As praças desapareceram e muitas têm carros estacionados em cima delas. Os passeios estão esburacados, em muitos casos porque os carros lá estacionam em cima. O passeio normalmente não é feito para aguentar com o peso do carro. As passadeiras têm carros estacionados, alguns para a seguir levar a criança mesmo ao portão da escola. As pessoas que vão a conduzir os carros raramente abrandam e não param para deixar atravessar as pessoas nas passadeiras.
As velocidades efetivamente praticadas pelos carros nas nossas ruas e avenidas não são as adequadas para garantir que uma pessoa adulta que vá de bicicleta em deslocação diária, a uns 20 km/h, o faça de forma segura. Uma criança pedala à volta dos 10 km/h. Concordamos que é necessária coragem e bravura para algumas alterações de fundo, necessárias, na infraestrutura existente, mas não se compreende como os Municípios nada fazem por cumprir as velocidades máximas nas cidades.
Com isto tudo temos um clima de medo instaurado nas nossas cidades. E esse clima de medo retirou as crianças do espaço público, retirou-lhes a autonomia, a liberdade, a independência. Quantos de nós acompanhamos uma criança a pé, de bicicleta ou de transporte público para a escola? E se ela passasse a querer ir sozinho num desses modos, ganhando autonomia, autoconfiança, liberdade. Deixávamos? Não? Porquê? Que adulto vamos ter ao não deixar, ao não promover essa autonomia?
Não deixamos porque a cidade não está preparada para isso. É esta a realidade. Porque a cidade convida a andar de carro.
Tenho ouvido e lido o Município de Braga a apontar o dedo às pessoas e a dizer que a culpa de não termos mais pessoas a andar a pé, de bicicleta ou de transporte público é das pessoas, que não utilizam esses modos. Acrescenta que só criará mais condições para esses modos se mais gente utilizar esses modos de transporte.
Gostava de saber de quem são as crianças que o Município quer sacrificar para só depois poder passar a criar condições nas Avenidas Imaculada Conceição, João XXI, João Paulo II, Frei Bartolomeu dos Mártires ou Júlio Fragata. Quais são as vidas que podiam ter sido salvas e não são, por inação na reorganização das vias, por não serem introduzidas as medidas de acalmia de tráfego, por demorarem 10 anos a substituírem passagens aéreas ilegais por passadeiras semaforizadas ou a fazer-se cumprir efetivamente o limite de 50 km/h nestas avenidas. Serão os filhos de quem?

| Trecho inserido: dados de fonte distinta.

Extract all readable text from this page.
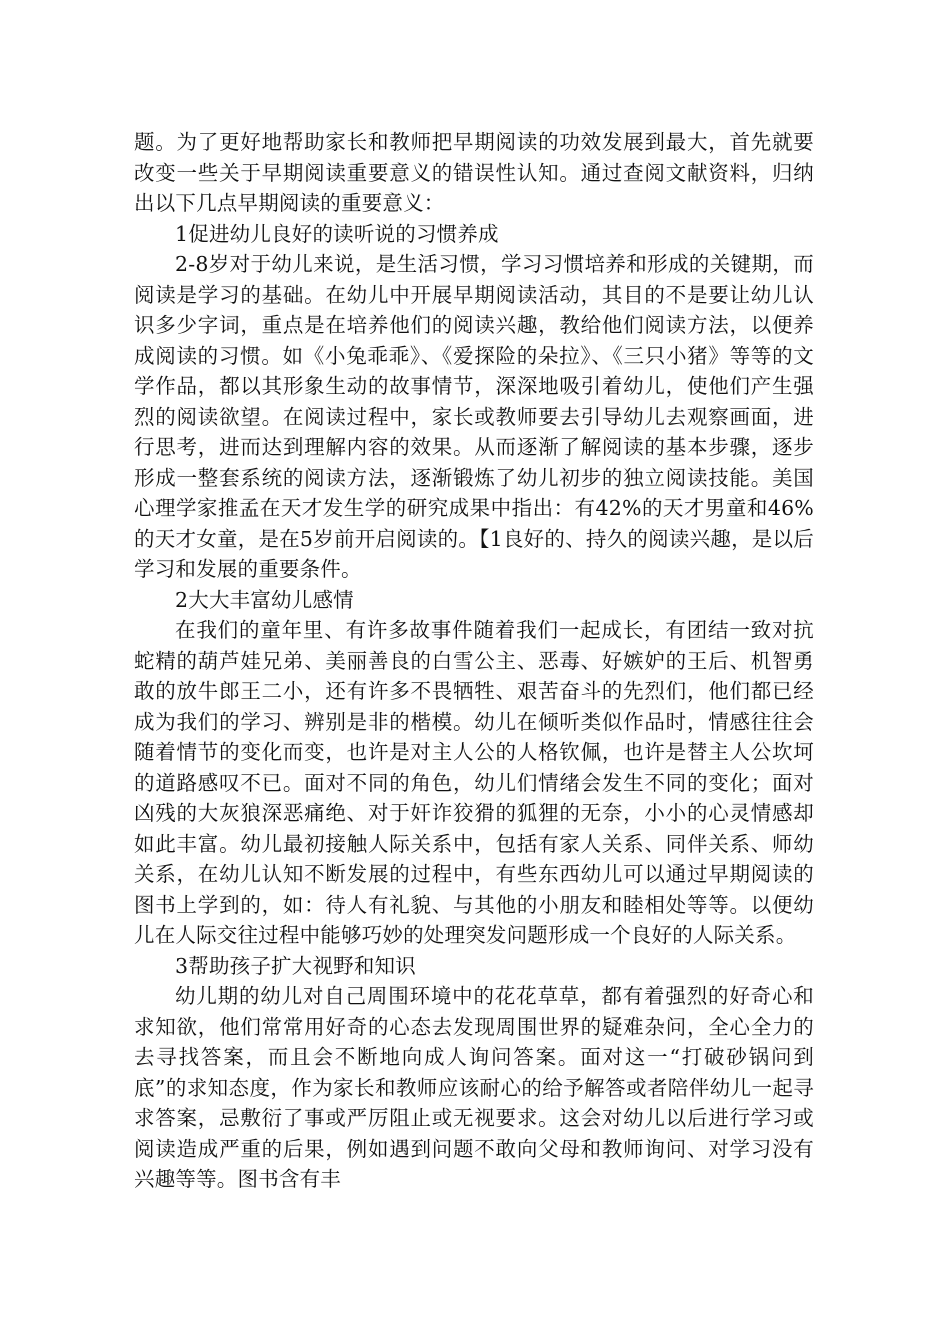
题。为了更好地帮助家长和教师把早期阅读的功效发展到最大，首先就要改变一些关于早期阅读重要意义的错误性认知。通过查阅文献资料，归纳出以下几点早期阅读的重要意义：

1促进幼儿良好的读听说的习惯养成

2-8岁对于幼儿来说，是生活习惯，学习习惯培养和形成的关键期，而阅读是学习的基础。在幼儿中开展早期阅读活动，其目的不是要让幼儿认识多少字词，重点是在培养他们的阅读兴趣，教给他们阅读方法，以便养成阅读的习惯。如《小兔乖乖》、《爱探险的朵拉》、《三只小猪》等等的文学作品，都以其形象生动的故事情节，深深地吸引着幼儿，使他们产生强烈的阅读欲望。在阅读过程中，家长或教师要去引导幼儿去观察画面，进行思考，进而达到理解内容的效果。从而逐渐了解阅读的基本步骤，逐步形成一整套系统的阅读方法，逐渐锻炼了幼儿初步的独立阅读技能。美国心理学家推孟在天才发生学的研究成果中指出：有42%的天才男童和46%的天才女童，是在5岁前开启阅读的。【1良好的、持久的阅读兴趣，是以后学习和发展的重要条件。

2大大丰富幼儿感情

在我们的童年里、有许多故事件随着我们一起成长，有团结一致对抗蛇精的葫芦娃兄弟、美丽善良的白雪公主、恶毒、好嫉妒的王后、机智勇敢的放牛郎王二小，还有许多不畏牺牲、艰苦奋斗的先烈们，他们都已经成为我们的学习、辨别是非的楷模。幼儿在倾听类似作品时，情感往往会随着情节的变化而变，也许是对主人公的人格钦佩，也许是替主人公坎坷的道路感叹不已。面对不同的角色，幼儿们情绪会发生不同的变化；面对凶残的大灰狼深恶痛绝、对于奸诈狡猾的狐狸的无奈，小小的心灵情感却如此丰富。幼儿最初接触人际关系中，包括有家人关系、同伴关系、师幼关系，在幼儿认知不断发展的过程中，有些东西幼儿可以通过早期阅读的图书上学到的，如：待人有礼貌、与其他的小朋友和睦相处等等。以便幼儿在人际交往过程中能够巧妙的处理突发问题形成一个良好的人际关系。

3帮助孩子扩大视野和知识

幼儿期的幼儿对自己周围环境中的花花草草，都有着强烈的好奇心和求知欲，他们常常用好奇的心态去发现周围世界的疑难杂问，全心全力的去寻找答案，而且会不断地向成人询问答案。面对这一“打破砂锅问到底”的求知态度，作为家长和教师应该耐心的给予解答或者陪伴幼儿一起寻求答案，忌敷衍了事或严厉阻止或无视要求。这会对幼儿以后进行学习或阅读造成严重的后果，例如遇到问题不敢向父母和教师询问、对学习没有兴趣等等。图书含有丰
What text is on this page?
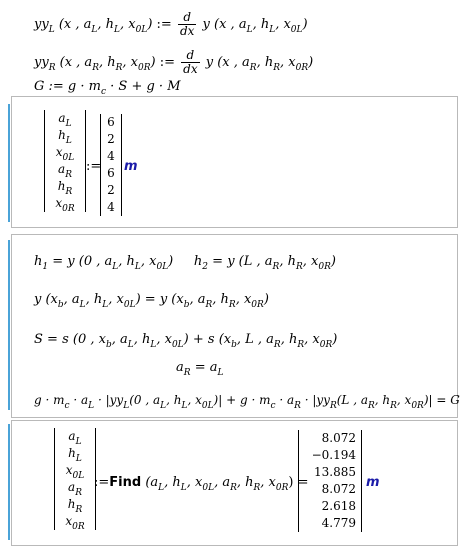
$yy_L$ (x , $a_L$, $h_L$, $x_{0L}$) := $\frac{d}{dx}$ y (x , $a_L$, $h_L$, $x_{0L}$)
$yy_R$ (x , $a_R$, $h_R$, $x_{0R}$) := $\frac{d}{dx}$ y (x , $a_R$, $h_R$, $x_{0R}$)
G := $g \cdot m_c \cdot S + g \cdot M$
$a_L$
$h_L$
$x_{0L}$
$a_R$
$h_R$
$x_{0R}$
:=
6
2
4
6
2
4
m
$h_1 = y$ (0 , $a_L$, $h_L$, $x_{0L}$) $h_2 = y$ (L , $a_R$, $h_R$, $x_{0R}$)
y ($x_b$, $a_L$, $h_L$, $x_{0L}) = y$ ($x_b$, $a_R$, $h_R$, $x_{0R}$)
S = s (0 , $x_b$, $a_L$, $h_L$, $x_{0L}) + s$ ($x_b$, L , $a_R$, $h_R$, $x_{0R}$)
$a_R = a_L$
$g \cdot m_c \cdot a_L \cdot |yy_L(0$ , $a_L$, $h_L$, $x_{0L})| + g \cdot m_c \cdot a_R \cdot |yy_R(L$ , $a_R$, $h_R$, $x_{0R})| = G$
$a_L$
$h_L$
$x_{0L}$
$a_R$
$h_R$
$x_{0R}$
:=Find ($a_L$, $h_L$, $x_{0L}$, $a_R$, $h_R$, $x_{0R}$) =
8.072
−0.194
13.885
8.072
2.618
4.779
m
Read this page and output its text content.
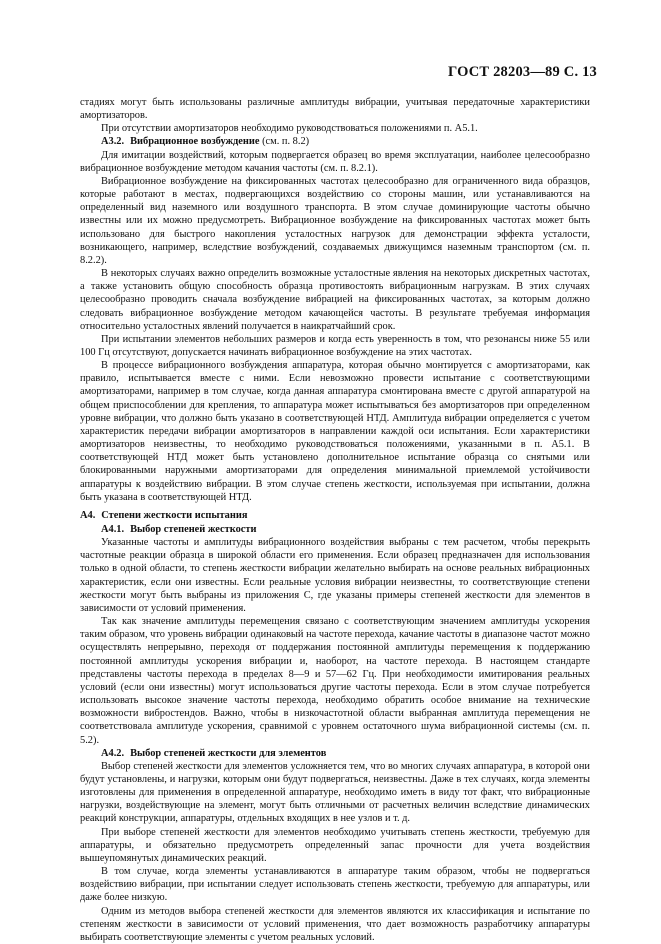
ГОСТ 28203—89 С. 13

стадиях могут быть использованы различные амплитуды вибрации, учитывая передаточные характеристики амортизаторов.

При отсутствии амортизаторов необходимо руководствоваться положениями п. А5.1.

А3.2. Вибрационное возбуждение (см. п. 8.2)

Для имитации воздействий, которым подвергается образец во время эксплуатации, наиболее целесообразно вибрационное возбуждение методом качания частоты (см. п. 8.2.1).

Вибрационное возбуждение на фиксированных частотах целесообразно для ограниченного вида образцов, которые работают в местах, подвергающихся воздействию со стороны машин, или устанавливаются на определенный вид наземного или воздушного транспорта. В этом случае доминирующие частоты обычно известны или их можно предусмотреть. Вибрационное возбуждение на фиксированных частотах может быть использовано для быстрого накопления усталостных нагрузок для демонстрации эффекта усталости, возникающего, например, вследствие возбуждений, создаваемых движущимся наземным транспортом (см. п. 8.2.2).

В некоторых случаях важно определить возможные усталостные явления на некоторых дискретных частотах, а также установить общую способность образца противостоять вибрационным нагрузкам. В этих случаях целесообразно проводить сначала возбуждение вибрацией на фиксированных частотах, за которым должно следовать вибрационное возбуждение методом качающейся частоты. В результате требуемая информация относительно усталостных явлений получается в наикратчайший срок.

При испытании элементов небольших размеров и когда есть уверенность в том, что резонансы ниже 55 или 100 Гц отсутствуют, допускается начинать вибрационное возбуждение на этих частотах.

В процессе вибрационного возбуждения аппаратура, которая обычно монтируется с амортизаторами, как правило, испытывается вместе с ними. Если невозможно провести испытание с соответствующими амортизаторами, например в том случае, когда данная аппаратура смонтирована вместе с другой аппаратурой на общем приспособлении для крепления, то аппаратура может испытываться без амортизаторов при определенном уровне вибрации, что должно быть указано в соответствующей НТД. Амплитуда вибрации определяется с учетом характеристик передачи вибрации амортизаторов в направлении каждой оси испытания. Если характеристики амортизаторов неизвестны, то необходимо руководствоваться положениями, указанными в п. А5.1. В соответствующей НТД может быть установлено дополнительное испытание образца со снятыми или блокированными наружными амортизаторами для определения минимальной приемлемой устойчивости аппаратуры к воздействию вибрации. В этом случае степень жесткости, используемая при испытании, должна быть указана в соответствующей НТД.

А4. Степени жесткости испытания
А4.1. Выбор степеней жесткости

Указанные частоты и амплитуды вибрационного воздействия выбраны с тем расчетом, чтобы перекрыть частотные реакции образца в широкой области его применения. Если образец предназначен для использования только в одной области, то степень жесткости вибрации желательно выбирать на основе реальных вибрационных характеристик, если они известны. Если реальные условия вибрации неизвестны, то соответствующие степени жесткости могут быть выбраны из приложения С, где указаны примеры степеней жесткости для элементов в зависимости от условий применения.

Так как значение амплитуды перемещения связано с соответствующим значением амплитуды ускорения таким образом, что уровень вибрации одинаковый на частоте перехода, качание частоты в диапазоне частот можно осуществлять непрерывно, переходя от поддержания постоянной амплитуды перемещения к поддержанию постоянной амплитуды ускорения вибрации и, наоборот, на частоте перехода. В настоящем стандарте представлены частоты перехода в пределах 8—9 и 57—62 Гц. При необходимости имитирования реальных условий (если они известны) могут использоваться другие частоты перехода. Если в этом случае потребуется использовать высокое значение частоты перехода, необходимо обратить особое внимание на технические возможности вибростендов. Важно, чтобы в низкочастотной области выбранная амплитуда перемещения не соответствовала амплитуде ускорения, сравнимой с уровнем остаточного шума вибрационной системы (см. п. 5.2).

А4.2. Выбор степеней жесткости для элементов

Выбор степеней жесткости для элементов усложняется тем, что во многих случаях аппаратура, в которой они будут установлены, и нагрузки, которым они будут подвергаться, неизвестны. Даже в тех случаях, когда элементы изготовлены для применения в определенной аппаратуре, необходимо иметь в виду тот факт, что вибрационные нагрузки, воздействующие на элемент, могут быть отличными от расчетных величин вследствие динамических реакций конструкции, аппаратуры, отдельных входящих в нее узлов и т. д.

При выборе степеней жесткости для элементов необходимо учитывать степень жесткости, требуемую для аппаратуры, и обязательно предусмотреть определенный запас прочности для учета воздействия вышеупомянутых динамических реакций.

В том случае, когда элементы устанавливаются в аппаратуре таким образом, чтобы не подвергаться воздействию вибрации, при испытании следует использовать степень жесткости, требуемую для аппаратуры, или даже более низкую.

Одним из методов выбора степеней жесткости для элементов являются их классификация и испытание по степеням жесткости в зависимости от условий применения, что дает возможность разработчику аппаратуры выбирать соответствующие элементы с учетом реальных условий.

O Município tenta-se escusar do dever de cuidado e ignora quer a revisão da literatura quer a realidade que outras cidades viveram na promoção dos modos de transporte sustentáveis: primeiro criam-se as condições, e depois mais pessoas aparecem a usar.
Perante esta realidade de super motorização e super utilização do carro, os dados de sinistralidade são desastrosos. Em Portugal é atropelada, em média, 1 pessoa a cada 3 horas. Em Braga é atropelada 1 pessoa a cada 3 dias! Não são “acidentes”, são desastres! É catastrófico!
Todas as crianças têm o direito de viver de uma forma segura e saudável. Além disso, todas as crianças têm o direito à educação. Estes direitos podem-se traduzir numa visão política para a mobilidade: todas as crianças devem ter o direito a ir para a escola de uma forma independente, saudável, segura e ativa. E colocando as coisas nestes termos, há quem esteja a impedir as crianças de terem os seus direitos fundamentais.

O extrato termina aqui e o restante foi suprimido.